Aunt Bunny’s Postcards

My great, great Aunt Bunny remains a lifelong source of inspiration for me. She was my father’s, mother’s, father’s, sister. Born in 1875 1877, two years after Carl Gustav Jung, she died in 1965, when I was only 7. She lived in an old house on Maple Avenue in Patchogue, Long Island NY, a couple of miles away from where I lived until my move west in 1991.

Anna Rebecca SmithI clearly remember visiting her somewhat exotic house as a young child. I knew she liked me, and for a young child that is so important to know, especially from an adult that is not your parent.

Aunt Bunny’s house was very old and she had a lot of stuff, everywhere. She would let me go through the bottom drawer of a dresser of some sort that she had in her living room. She collected many things, but was not a pack rat.

Aunt Bunny never married, had a live-in female companion (ooh!), was very opinionated, played pipe organ in the Methodist church, taught piano to local children, including my grandmother on my mother’s side. Yes, she was, next to my grandfather on my father’s side, my favorite relative outside of my immediate family.

I loved visiting her and being in her house. She collected exotic stuff, much of which was from her travels around the country and the world. Happily, my dad recently passed along some of the things that he kept that she had collected – including postcards, cigarette cards, letters, stamps, and currency from around the world.

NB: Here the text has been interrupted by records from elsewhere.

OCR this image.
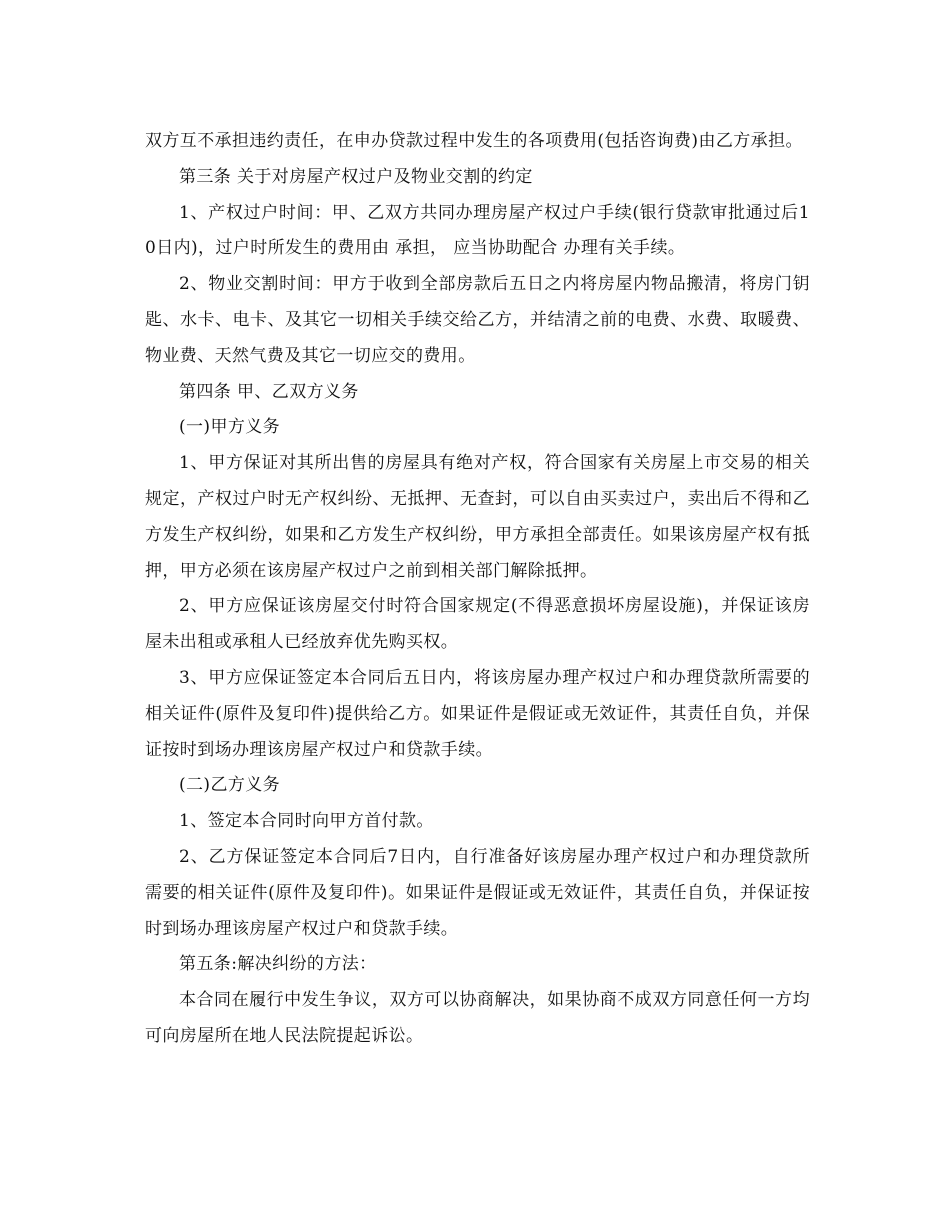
双方互不承担违约责任，在申办贷款过程中发生的各项费用(包括咨询费)由乙方承担。

第三条 关于对房屋产权过户及物业交割的约定

1、产权过户时间：甲、乙双方共同办理房屋产权过户手续(银行贷款审批通过后10日内)，过户时所发生的费用由 承担， 应当协助配合 办理有关手续。

2、物业交割时间：甲方于收到全部房款后五日之内将房屋内物品搬清，将房门钥匙、水卡、电卡、及其它一切相关手续交给乙方，并结清之前的电费、水费、取暖费、物业费、天然气费及其它一切应交的费用。

第四条 甲、乙双方义务

(一)甲方义务

1、甲方保证对其所出售的房屋具有绝对产权，符合国家有关房屋上市交易的相关规定，产权过户时无产权纠纷、无抵押、无查封，可以自由买卖过户，卖出后不得和乙方发生产权纠纷，如果和乙方发生产权纠纷，甲方承担全部责任。如果该房屋产权有抵押，甲方必须在该房屋产权过户之前到相关部门解除抵押。

2、甲方应保证该房屋交付时符合国家规定(不得恶意损坏房屋设施)，并保证该房屋未出租或承租人已经放弃优先购买权。

3、甲方应保证签定本合同后五日内，将该房屋办理产权过户和办理贷款所需要的相关证件(原件及复印件)提供给乙方。如果证件是假证或无效证件，其责任自负，并保证按时到场办理该房屋产权过户和贷款手续。

(二)乙方义务

1、签定本合同时向甲方首付款。

2、乙方保证签定本合同后7日内，自行准备好该房屋办理产权过户和办理贷款所需要的相关证件(原件及复印件)。如果证件是假证或无效证件，其责任自负，并保证按时到场办理该房屋产权过户和贷款手续。

第五条:解决纠纷的方法：

本合同在履行中发生争议，双方可以协商解决，如果协商不成双方同意任何一方均可向房屋所在地人民法院提起诉讼。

Although never having met her, my husband shares my love of Aunt Bunny’s collections and is currently scanning her postcard collection. He wants to start a blog and share these wonderful glimpses into another time with you. I told him to go for it and have offered to help him set up his blog. So, if any of you have tips on picture-friendly templates, let me know. It might be awhile before his blog is ready to go live, but I am very excited about it and hope it is ready to share sometime this month.

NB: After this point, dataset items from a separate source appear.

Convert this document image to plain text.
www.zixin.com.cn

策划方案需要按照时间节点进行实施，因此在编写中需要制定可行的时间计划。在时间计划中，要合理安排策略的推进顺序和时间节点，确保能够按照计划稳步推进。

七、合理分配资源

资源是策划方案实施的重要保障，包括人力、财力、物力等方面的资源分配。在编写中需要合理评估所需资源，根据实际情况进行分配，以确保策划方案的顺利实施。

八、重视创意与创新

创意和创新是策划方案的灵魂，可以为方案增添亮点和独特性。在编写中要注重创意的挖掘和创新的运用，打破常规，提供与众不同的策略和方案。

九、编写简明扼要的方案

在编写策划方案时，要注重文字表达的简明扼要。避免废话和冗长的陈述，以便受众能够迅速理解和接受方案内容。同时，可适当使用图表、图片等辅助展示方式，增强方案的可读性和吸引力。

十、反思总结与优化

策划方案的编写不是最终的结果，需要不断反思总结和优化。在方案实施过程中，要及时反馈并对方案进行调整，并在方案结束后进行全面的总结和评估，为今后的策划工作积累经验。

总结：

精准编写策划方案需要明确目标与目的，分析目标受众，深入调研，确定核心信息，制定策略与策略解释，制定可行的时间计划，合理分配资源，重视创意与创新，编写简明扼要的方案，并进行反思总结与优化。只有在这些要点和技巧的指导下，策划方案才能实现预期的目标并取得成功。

I will have more stories of Aunt Bunny and her amazing life, which continues to inspire me even though she has been dead for so many years.

Strong words from another strong woman, Thanks Joni:

You’ve got to shake your fists at lightning now
You’ve got to roar like forest fire
You’ve got to spread your light like blazes
All across the sky
They’re going to aim the hoses on you
Show em you won’t expire
Not till you burn up every passion
Not even when you die

13 thoughts on “Aunt Bunny’s Postcards

  1. Oh, I’m a huge fan of vintage postcards! Every time I go to the antique stores (to browse, not to buy, usually), I’m always digging through postcards and reading them. I spent about 30 minutes one time digging through a whole basket and wondering about the people who wrote.

    And you sound like me. I used to go through my grandmothers jewelry boxes – looking at her costume jewelry of all kinds – her perfume bottles and trinkets on the dresser in her bedroom, and through her button collection. I used to love going through my mother’s old antique sewing machine drawers – because they had all sorts of lovely junque in it.

    When my grandmother was dying, I would frequently spend time with her and I would pull out her photo albums and scrapbooks and we’d sit on the couch together and go over them together. She’d tell me all about the things she used to do. It was such a great time for us. I miss being able to do that.


    1. Oh yes! I love my family for the stories that have been passed on and the stuff. I am not as fond of new stuff as I am of things that have been passed down from my family.
      My sister and niece were here visiting back in September and we took the postcard collection out and read them. It was such an incredible thing to share, because my great, great aunt has long been dead, and my sister and I were quite young when she died, and my niece, who is now 25, had no idea who this woman was.
      These family connections are so important and have helped me have a better sense of where I come from. My aunt Bunny was a very independent, fiesty, smart woman and will always inspire me to be the same 🙂
      The blog has been sorely neglected, but maybe this winter, with more time to spend indoors, I’ll post more of her postcards.
      Thanks so much for leaving a note here about your grandma.


  2. Erik Andrulis

    Ah, Patchogue…great memories of LI.

    I can feel the salacious intrigue in this: (ooh!)

    Good luck with your Bunny project. Hop hop!


    1. Hey thanks for the note. Yes, it is! Sometimes I forget how much Aunt Bunny remains in the background of my life and how blessed I am to have had such a powerful figure in my life as a child.